With a wickedness do I begin every day: I mock at the winter with a cold bath: on that account grumbles my stern house-mate.

Also do I like to tickle him with a wax-taper, that he may finally let the heavens emerge from ashy-grey twilight.

For especially wicked am I in the morning: at the early hour when the pail rattles at the well, and horses neigh warmly in grey lanes:-

Impatiently do I then wait, that the clear sky may finally dawn for me, the snow-bearded winter-sky, the hoary one, the white-head,-

-The winter-sky, the silent winter-sky, which often stifles even its sun!

Did I perhaps learn from it the long clear silence? Or did it learn it from me? Or has each of us created it himself?

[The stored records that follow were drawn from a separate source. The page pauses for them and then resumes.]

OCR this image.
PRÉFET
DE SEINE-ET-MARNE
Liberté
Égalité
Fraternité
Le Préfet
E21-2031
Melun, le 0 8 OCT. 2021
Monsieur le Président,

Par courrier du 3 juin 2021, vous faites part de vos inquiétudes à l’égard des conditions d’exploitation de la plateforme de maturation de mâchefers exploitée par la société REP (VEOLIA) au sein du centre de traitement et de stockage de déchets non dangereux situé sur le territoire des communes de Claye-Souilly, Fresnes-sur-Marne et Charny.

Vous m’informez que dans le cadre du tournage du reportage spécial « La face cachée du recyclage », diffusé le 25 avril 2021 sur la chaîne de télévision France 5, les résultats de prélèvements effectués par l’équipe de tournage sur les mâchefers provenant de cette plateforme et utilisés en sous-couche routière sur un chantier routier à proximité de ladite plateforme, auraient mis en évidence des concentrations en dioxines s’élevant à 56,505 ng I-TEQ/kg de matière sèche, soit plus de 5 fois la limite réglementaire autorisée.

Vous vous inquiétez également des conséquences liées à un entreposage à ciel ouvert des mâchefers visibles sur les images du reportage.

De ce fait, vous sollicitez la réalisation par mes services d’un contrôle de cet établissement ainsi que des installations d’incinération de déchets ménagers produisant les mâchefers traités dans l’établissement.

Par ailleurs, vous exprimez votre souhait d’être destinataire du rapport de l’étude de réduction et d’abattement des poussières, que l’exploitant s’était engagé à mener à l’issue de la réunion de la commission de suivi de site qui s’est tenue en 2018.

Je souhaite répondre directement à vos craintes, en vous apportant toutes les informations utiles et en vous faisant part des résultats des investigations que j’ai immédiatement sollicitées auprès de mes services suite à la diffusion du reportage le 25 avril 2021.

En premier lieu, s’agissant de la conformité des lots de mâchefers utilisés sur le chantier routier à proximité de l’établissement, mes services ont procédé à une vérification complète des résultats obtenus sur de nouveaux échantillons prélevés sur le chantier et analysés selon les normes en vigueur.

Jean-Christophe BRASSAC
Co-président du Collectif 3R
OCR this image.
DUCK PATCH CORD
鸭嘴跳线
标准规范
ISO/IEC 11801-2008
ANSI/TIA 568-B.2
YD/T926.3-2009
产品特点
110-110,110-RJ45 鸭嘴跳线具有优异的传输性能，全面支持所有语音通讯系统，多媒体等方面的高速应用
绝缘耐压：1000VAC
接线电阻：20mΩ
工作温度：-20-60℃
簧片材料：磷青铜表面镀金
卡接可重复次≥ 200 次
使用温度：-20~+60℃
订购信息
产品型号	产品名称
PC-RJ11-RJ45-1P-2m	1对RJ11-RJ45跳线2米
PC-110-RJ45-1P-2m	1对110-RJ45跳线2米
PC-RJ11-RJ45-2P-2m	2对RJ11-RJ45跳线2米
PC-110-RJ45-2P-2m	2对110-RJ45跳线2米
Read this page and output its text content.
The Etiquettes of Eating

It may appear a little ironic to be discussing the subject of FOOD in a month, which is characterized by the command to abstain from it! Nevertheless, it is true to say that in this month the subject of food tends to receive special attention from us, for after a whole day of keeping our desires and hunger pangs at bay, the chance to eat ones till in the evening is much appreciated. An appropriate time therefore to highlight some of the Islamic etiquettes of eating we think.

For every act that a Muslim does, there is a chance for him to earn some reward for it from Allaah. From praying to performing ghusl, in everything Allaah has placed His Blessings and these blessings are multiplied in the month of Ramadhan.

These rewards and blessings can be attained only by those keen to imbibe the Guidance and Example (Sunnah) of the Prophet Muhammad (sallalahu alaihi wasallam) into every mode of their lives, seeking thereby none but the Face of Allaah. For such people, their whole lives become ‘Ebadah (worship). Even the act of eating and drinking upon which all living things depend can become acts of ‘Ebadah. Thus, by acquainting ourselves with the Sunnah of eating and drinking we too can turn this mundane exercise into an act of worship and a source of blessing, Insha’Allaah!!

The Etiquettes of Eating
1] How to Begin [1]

Of all good things the origin is a thousandfold,- all good roguish things spring into existence for joy: how could they always do so- for once only!

A good roguish thing is also the long silence, and to look, like the winter-sky, out of a clear, round-eyed countenance:-

-Like it to stifle one's sun, and one's inflexible solar will: verily, this art and this winter-roguishness have I learned well!

My best-loved wickedness and art is it, that my silence has learned not to betray itself by silence.

Clattering with diction and dice, I outwit the solemn assistants: all those stern watchers, shall my will and purpose elude.

That no one might see down into my depth and into my ultimate will- for that purpose did I create the long clear silence.